Earlier this year, Moore and the NRDC published a report showing that a small percentage of properties that flood repeatedly account for a disproportionate amount of federal insurance payouts.

Between 1978 and 2005, the NFIP paid out $5.5 billion to 30,000 properties classified as “severe repetitive loss properties,” or properties that have flooded an average of five times. These properties account for just 0.6 of the total properties covered by flood insurance, but they account for 9.6 percent of paid claims.

“Are we going to take that same approach with 4-13 million people?” Moore said. “That’s a huge number.”

Many of these homeowners in flood-prone areas tend to get trapped there because no one else wants to buy a house that’s been flooded five times and has incurred more in damages than the home is worth.
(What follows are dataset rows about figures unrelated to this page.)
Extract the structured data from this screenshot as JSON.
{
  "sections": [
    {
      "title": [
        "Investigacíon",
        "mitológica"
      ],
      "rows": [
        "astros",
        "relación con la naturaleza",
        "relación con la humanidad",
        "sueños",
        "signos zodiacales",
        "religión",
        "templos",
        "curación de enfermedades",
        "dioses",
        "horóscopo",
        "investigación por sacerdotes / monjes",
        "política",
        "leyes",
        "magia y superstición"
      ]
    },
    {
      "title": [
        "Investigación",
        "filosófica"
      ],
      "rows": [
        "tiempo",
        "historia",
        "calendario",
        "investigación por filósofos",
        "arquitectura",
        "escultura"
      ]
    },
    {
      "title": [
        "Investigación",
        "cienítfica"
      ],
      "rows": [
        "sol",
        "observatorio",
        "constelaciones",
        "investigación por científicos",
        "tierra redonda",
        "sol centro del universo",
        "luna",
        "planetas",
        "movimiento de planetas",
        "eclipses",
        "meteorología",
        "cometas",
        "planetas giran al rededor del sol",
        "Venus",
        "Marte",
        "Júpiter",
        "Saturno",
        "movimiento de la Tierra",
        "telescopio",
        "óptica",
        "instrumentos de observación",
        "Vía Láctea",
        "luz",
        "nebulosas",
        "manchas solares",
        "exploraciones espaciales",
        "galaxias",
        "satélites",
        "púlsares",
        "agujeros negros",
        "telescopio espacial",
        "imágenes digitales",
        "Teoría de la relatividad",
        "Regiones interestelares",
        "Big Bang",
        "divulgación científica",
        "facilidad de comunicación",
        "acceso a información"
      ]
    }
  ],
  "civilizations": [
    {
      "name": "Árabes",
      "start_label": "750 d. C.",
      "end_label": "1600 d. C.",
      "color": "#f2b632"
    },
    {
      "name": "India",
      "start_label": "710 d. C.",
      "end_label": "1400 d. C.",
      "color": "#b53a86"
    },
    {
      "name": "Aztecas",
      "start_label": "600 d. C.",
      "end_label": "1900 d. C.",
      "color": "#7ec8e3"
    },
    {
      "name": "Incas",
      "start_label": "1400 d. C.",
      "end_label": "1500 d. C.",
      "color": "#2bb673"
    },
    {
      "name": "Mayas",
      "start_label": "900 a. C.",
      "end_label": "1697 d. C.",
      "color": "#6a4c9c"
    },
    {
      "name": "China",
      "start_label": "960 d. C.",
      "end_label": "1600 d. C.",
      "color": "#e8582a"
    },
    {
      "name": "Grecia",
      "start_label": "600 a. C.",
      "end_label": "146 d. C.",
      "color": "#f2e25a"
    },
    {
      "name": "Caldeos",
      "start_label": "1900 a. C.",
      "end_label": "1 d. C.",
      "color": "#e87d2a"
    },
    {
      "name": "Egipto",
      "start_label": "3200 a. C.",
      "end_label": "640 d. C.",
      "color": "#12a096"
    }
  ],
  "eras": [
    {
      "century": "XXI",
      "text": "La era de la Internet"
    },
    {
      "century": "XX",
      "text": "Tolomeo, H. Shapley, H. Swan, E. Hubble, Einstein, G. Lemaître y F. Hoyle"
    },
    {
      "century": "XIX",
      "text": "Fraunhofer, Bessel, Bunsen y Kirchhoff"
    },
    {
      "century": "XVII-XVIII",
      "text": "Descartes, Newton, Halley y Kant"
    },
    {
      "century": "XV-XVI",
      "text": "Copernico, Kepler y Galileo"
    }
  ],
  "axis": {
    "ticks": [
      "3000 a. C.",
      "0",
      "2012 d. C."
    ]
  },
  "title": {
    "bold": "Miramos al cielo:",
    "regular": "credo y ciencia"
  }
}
“For the person who wants to leave, the market for homes that flood repeatedly isn’t very good,” Moore said. “There aren’t a lot of people out there who are like, ‘God, I want to buy a home that floods a lot.’”

Moore argues that money would be far better spent helping people relocate to higher ground so that people don’t keep rebuilding their properties only to get them destroyed again. But that conversation is slow to happen in Congress, where lawmakers are more preoccupied with how to make flood insurance more affordable.

Congress needs to reauthorize the program by September 30, although many in the industry are doubtful they will be able to come to a consensus about spending by the deadline. Even so, they are likely to extend the program until they can pass a reauthorization bill; if they don’t, it would effectively kick millions of people off their flood insurance and make private insurance companies unable to write policies.

These days, it’s not just flood insurance for private property that’s on Larson’s mind. Public infrastructure is increasingly at risk too, especially after President Trump recently signed an executive order reversing an Obama-era directive making the federal government plan for climate change.

Obama’s executive order required national infrastructure projects to take steps to mitigate flooding if they were building in a flood-prone area, which was especially important for things like water and sewage plants. Trump axed it about a week ago, arguing it was another burdensome regulation.

With stronger storms and rising seas, Larson said protecting federal projects is just common sense.

“We’ll be throwing a lot of taxpayer money at that, and protecting the investment makes good sense,” he said.

Correction: An earlier version of this article misstated the name of the Natural Resources Defense Council.